Inhibition of the replication of hepatitis B virus in vitro by oxymatrine.

This study investigated the inhibitory capacity of oxymatrine on in vitro hepatitis B virus (HBV) replication. HepG2.2.15 cells were treated with oxymatrine 50, 100, 200, 400, 800 or 1000 mg/l, or with human interferon-alpha2b (IFN-alpha2b 1000 U/l) as a positive control. Levels of hepatitis B surface antigen (HBsAg), hepatitis B e antigen (HBeAg) and HBV-DNA in cell supernatants were determined by enzyme-linked immunosorbent assay and fluorescent quantitative-polymerase chain reaction, respectively. 3-(4,5-Dimethylthiazol-2-yl)-2,5-diphenyltetrazolium bromide (MTT) assay, flow cytometric analysis and terminal deoxynucleotidyl transferase deoxyuridine triphosphate nick-end labelling were used to evaluate the cytotoxicity of oxymatrine.

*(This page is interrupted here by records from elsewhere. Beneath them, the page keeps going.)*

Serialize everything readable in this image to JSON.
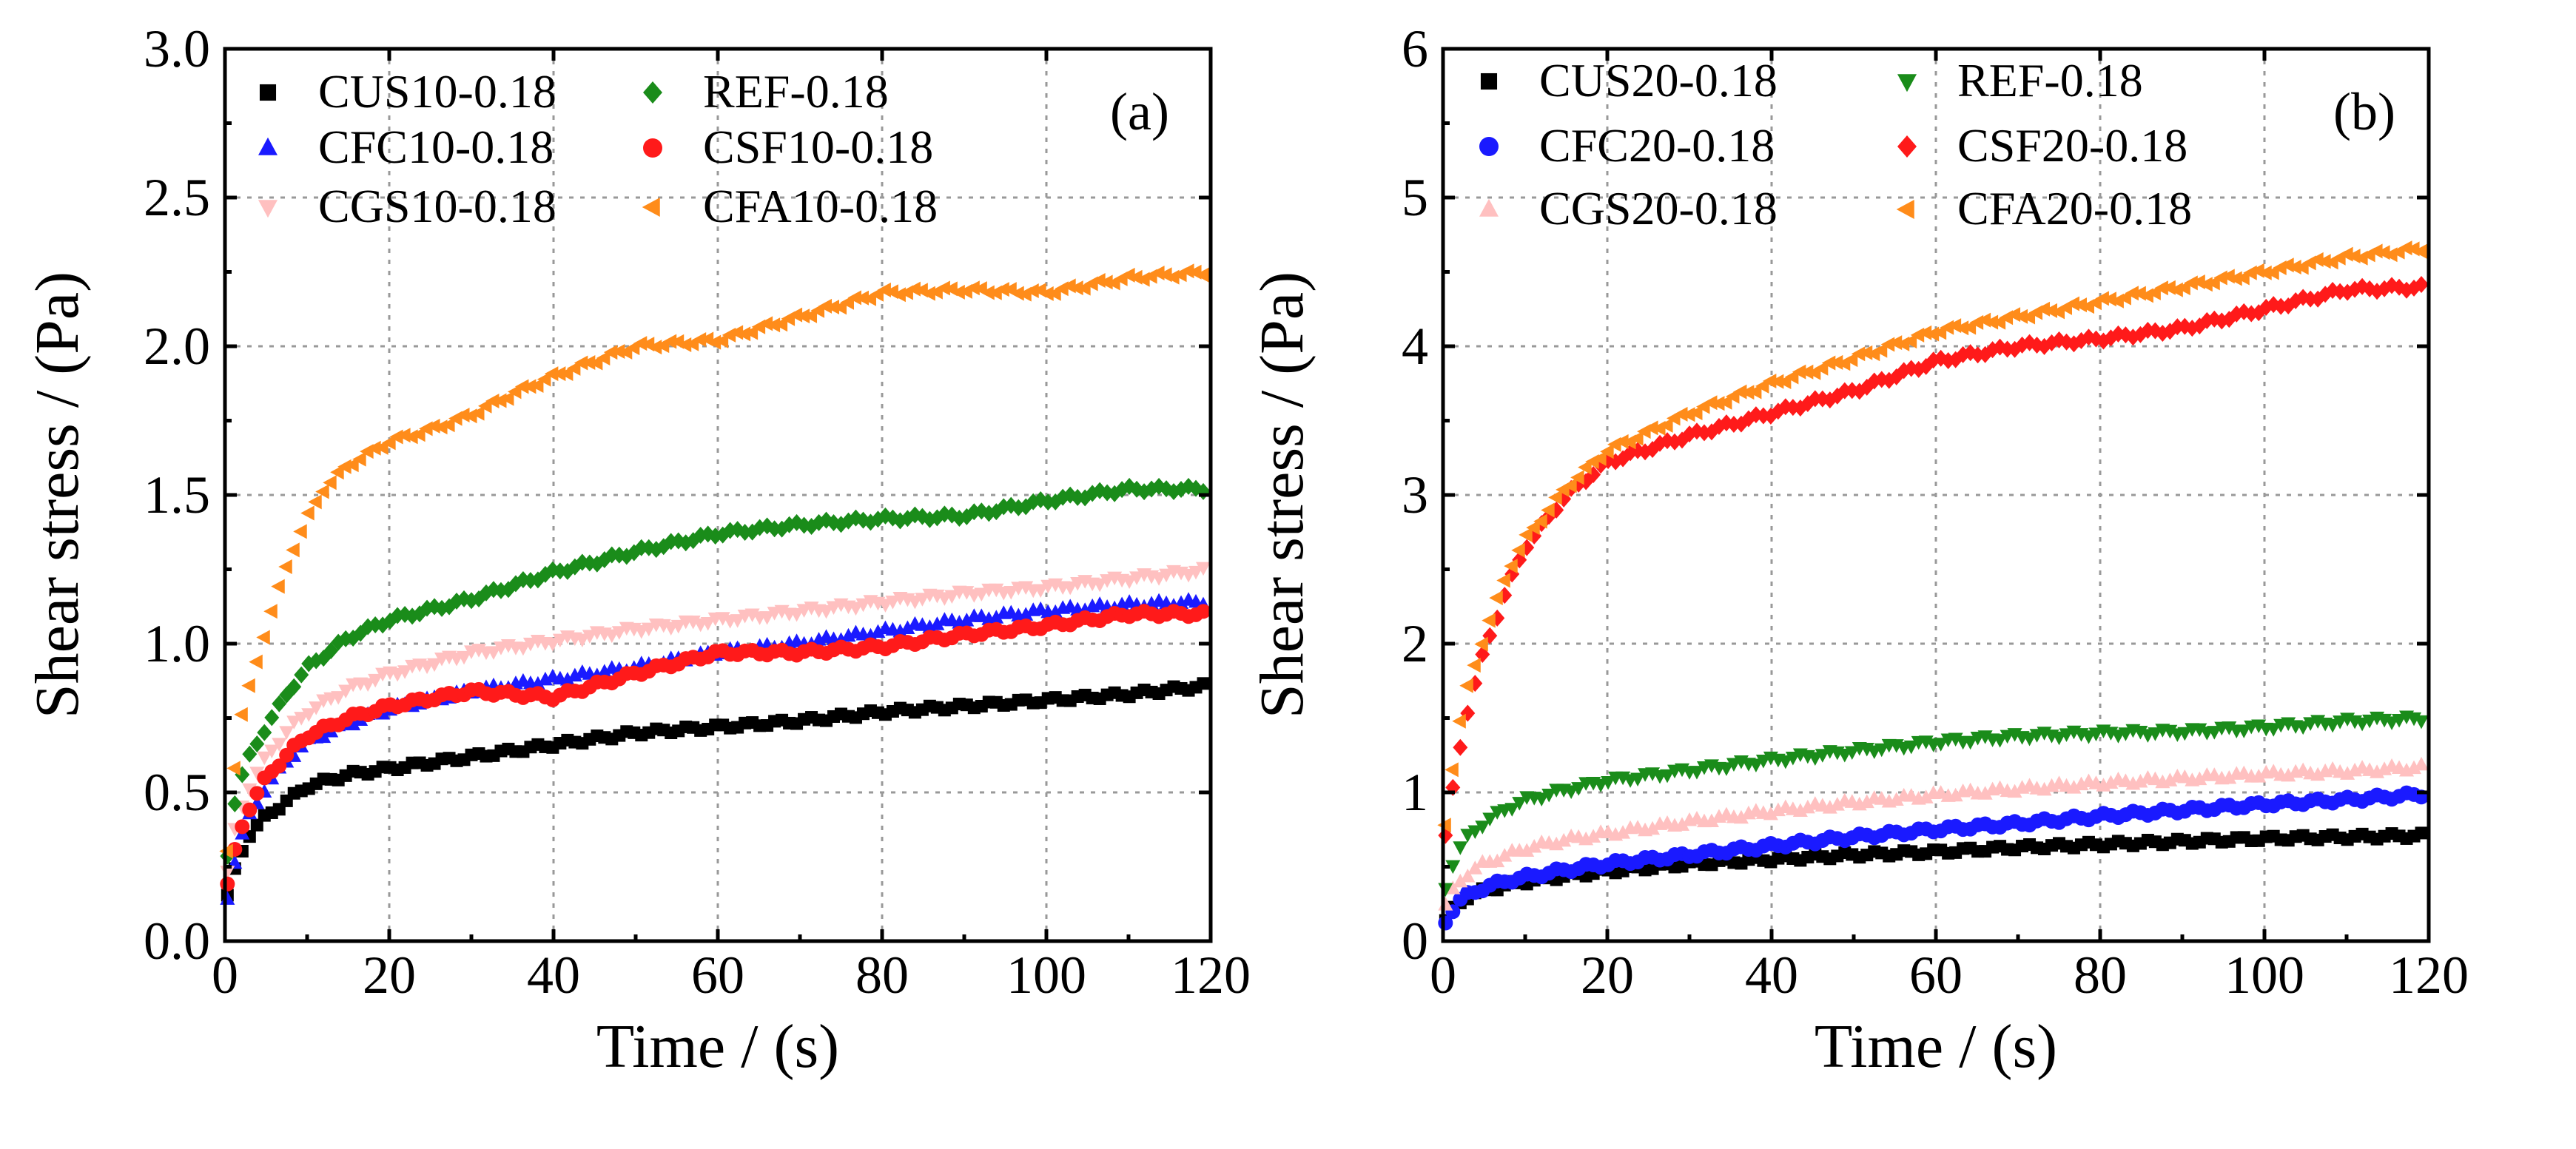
{
  "chart_data": [
    {
      "type": "scatter",
      "panel_label": "(a)",
      "xlabel": "Time / (s)",
      "ylabel": "Shear stress / (Pa)",
      "xlim": [
        0,
        120
      ],
      "ylim": [
        0,
        3.0
      ],
      "xticks": [
        "0",
        "20",
        "40",
        "60",
        "80",
        "100",
        "120"
      ],
      "yticks": [
        "0.0",
        "0.5",
        "1.0",
        "1.5",
        "2.0",
        "2.5",
        "3.0"
      ],
      "grid": true,
      "legend_position": "top-left",
      "series": [
        {
          "name": "CUS10-0.18",
          "color": "#000000",
          "marker": "square",
          "x": [
            0,
            1,
            2,
            3,
            5,
            8,
            10,
            15,
            20,
            30,
            40,
            50,
            60,
            70,
            80,
            90,
            100,
            110,
            120
          ],
          "y": [
            0.12,
            0.22,
            0.3,
            0.36,
            0.42,
            0.48,
            0.52,
            0.56,
            0.58,
            0.62,
            0.66,
            0.7,
            0.72,
            0.74,
            0.77,
            0.79,
            0.81,
            0.83,
            0.86
          ]
        },
        {
          "name": "CFC10-0.18",
          "color": "#1a1aff",
          "marker": "triangle-up",
          "x": [
            0,
            1,
            2,
            3,
            5,
            8,
            10,
            15,
            20,
            30,
            40,
            50,
            60,
            70,
            80,
            90,
            100,
            110,
            120
          ],
          "y": [
            0.1,
            0.25,
            0.35,
            0.42,
            0.52,
            0.62,
            0.67,
            0.73,
            0.78,
            0.84,
            0.88,
            0.92,
            0.97,
            1.0,
            1.04,
            1.08,
            1.11,
            1.13,
            1.14
          ]
        },
        {
          "name": "CGS10-0.18",
          "color": "#ffc0c0",
          "marker": "triangle-down",
          "x": [
            0,
            1,
            2,
            3,
            5,
            8,
            10,
            15,
            20,
            30,
            40,
            50,
            60,
            70,
            80,
            90,
            100,
            110,
            120
          ],
          "y": [
            0.18,
            0.35,
            0.45,
            0.52,
            0.62,
            0.72,
            0.77,
            0.85,
            0.9,
            0.97,
            1.01,
            1.05,
            1.08,
            1.11,
            1.14,
            1.17,
            1.19,
            1.22,
            1.25
          ]
        },
        {
          "name": "REF-0.18",
          "color": "#1a8c1a",
          "marker": "diamond",
          "x": [
            0,
            1,
            2,
            3,
            5,
            8,
            10,
            15,
            20,
            30,
            40,
            50,
            60,
            70,
            80,
            90,
            100,
            110,
            120
          ],
          "y": [
            0.22,
            0.45,
            0.55,
            0.62,
            0.72,
            0.85,
            0.92,
            1.02,
            1.08,
            1.15,
            1.24,
            1.31,
            1.37,
            1.4,
            1.42,
            1.43,
            1.48,
            1.52,
            1.52
          ]
        },
        {
          "name": "CSF10-0.18",
          "color": "#ff1a1a",
          "marker": "circle",
          "x": [
            0,
            1,
            2,
            3,
            5,
            8,
            10,
            15,
            20,
            30,
            40,
            50,
            60,
            70,
            80,
            90,
            100,
            110,
            120
          ],
          "y": [
            0.15,
            0.28,
            0.38,
            0.45,
            0.55,
            0.64,
            0.69,
            0.75,
            0.79,
            0.84,
            0.82,
            0.9,
            0.97,
            0.97,
            0.99,
            1.03,
            1.06,
            1.1,
            1.1
          ]
        },
        {
          "name": "CFA10-0.18",
          "color": "#ff8c1a",
          "marker": "triangle-left",
          "x": [
            0,
            1,
            2,
            3,
            5,
            8,
            10,
            12,
            15,
            20,
            25,
            30,
            35,
            40,
            50,
            60,
            70,
            80,
            90,
            100,
            110,
            120
          ],
          "y": [
            0.2,
            0.55,
            0.75,
            0.85,
            1.05,
            1.3,
            1.42,
            1.52,
            1.6,
            1.68,
            1.72,
            1.77,
            1.84,
            1.9,
            2.0,
            2.02,
            2.1,
            2.18,
            2.19,
            2.18,
            2.23,
            2.25
          ]
        }
      ]
    },
    {
      "type": "scatter",
      "panel_label": "(b)",
      "xlabel": "Time / (s)",
      "ylabel": "Shear stress / (Pa)",
      "xlim": [
        0,
        120
      ],
      "ylim": [
        0,
        6
      ],
      "xticks": [
        "0",
        "20",
        "40",
        "60",
        "80",
        "100",
        "120"
      ],
      "yticks": [
        "0",
        "1",
        "2",
        "3",
        "4",
        "5",
        "6"
      ],
      "grid": true,
      "legend_position": "top-left",
      "series": [
        {
          "name": "CUS20-0.18",
          "color": "#000000",
          "marker": "square",
          "x": [
            0,
            1,
            2,
            3,
            5,
            8,
            10,
            15,
            20,
            30,
            40,
            50,
            60,
            70,
            80,
            90,
            100,
            110,
            120
          ],
          "y": [
            0.1,
            0.2,
            0.26,
            0.3,
            0.34,
            0.38,
            0.4,
            0.44,
            0.47,
            0.52,
            0.55,
            0.58,
            0.6,
            0.63,
            0.65,
            0.67,
            0.69,
            0.7,
            0.71
          ]
        },
        {
          "name": "CFC20-0.18",
          "color": "#1a1aff",
          "marker": "circle",
          "x": [
            0,
            1,
            2,
            3,
            5,
            8,
            10,
            15,
            20,
            30,
            40,
            50,
            60,
            70,
            80,
            90,
            100,
            110,
            120
          ],
          "y": [
            0.1,
            0.2,
            0.27,
            0.31,
            0.36,
            0.41,
            0.43,
            0.48,
            0.52,
            0.58,
            0.64,
            0.7,
            0.75,
            0.79,
            0.84,
            0.88,
            0.92,
            0.95,
            0.99
          ]
        },
        {
          "name": "CGS20-0.18",
          "color": "#ffc0c0",
          "marker": "triangle-up",
          "x": [
            0,
            1,
            2,
            3,
            5,
            8,
            10,
            15,
            20,
            30,
            40,
            50,
            60,
            70,
            80,
            90,
            100,
            110,
            120
          ],
          "y": [
            0.2,
            0.32,
            0.4,
            0.45,
            0.52,
            0.58,
            0.62,
            0.68,
            0.72,
            0.8,
            0.87,
            0.93,
            0.98,
            1.02,
            1.06,
            1.09,
            1.12,
            1.14,
            1.17
          ]
        },
        {
          "name": "REF-0.18",
          "color": "#1a8c1a",
          "marker": "triangle-down",
          "x": [
            0,
            1,
            2,
            3,
            5,
            8,
            10,
            15,
            20,
            30,
            40,
            50,
            60,
            70,
            80,
            90,
            100,
            110,
            120
          ],
          "y": [
            0.3,
            0.5,
            0.62,
            0.7,
            0.8,
            0.9,
            0.95,
            1.02,
            1.08,
            1.15,
            1.22,
            1.28,
            1.34,
            1.38,
            1.4,
            1.41,
            1.44,
            1.48,
            1.5
          ]
        },
        {
          "name": "CSF20-0.18",
          "color": "#ff1a1a",
          "marker": "diamond",
          "x": [
            0,
            1,
            2,
            3,
            5,
            8,
            10,
            15,
            20,
            30,
            40,
            50,
            60,
            70,
            80,
            90,
            100,
            110,
            120
          ],
          "y": [
            0.6,
            0.95,
            1.28,
            1.55,
            1.95,
            2.4,
            2.65,
            3.0,
            3.22,
            3.4,
            3.55,
            3.7,
            3.9,
            4.0,
            4.05,
            4.12,
            4.25,
            4.38,
            4.4
          ]
        },
        {
          "name": "CFA20-0.18",
          "color": "#ff8c1a",
          "marker": "triangle-left",
          "x": [
            0,
            1,
            2,
            3,
            5,
            8,
            10,
            15,
            20,
            30,
            40,
            50,
            60,
            70,
            80,
            90,
            100,
            110,
            120
          ],
          "y": [
            0.65,
            1.1,
            1.45,
            1.7,
            2.05,
            2.5,
            2.7,
            3.05,
            3.3,
            3.55,
            3.75,
            3.92,
            4.1,
            4.2,
            4.3,
            4.4,
            4.5,
            4.6,
            4.66
          ]
        }
      ]
    }
  ]
}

The inhibitory effects of oxymatrine gradually increased as the concentration increased from 200 to 1000 mg/l for HBsAg and HBeAg, and from 200 to 400 mg/l for HBV-DNA. There was no inhibitory effect of oxymatrine at concentrations < 200 mg/l. No significant difference was seen between human IFN-alpha2b (positive control) and oxymatrine >or= 200 mg/l. It is concluded that oxymatrine can inhibit in vitro HBV replication and antigen expression at concentrations >or= 200 mg/l.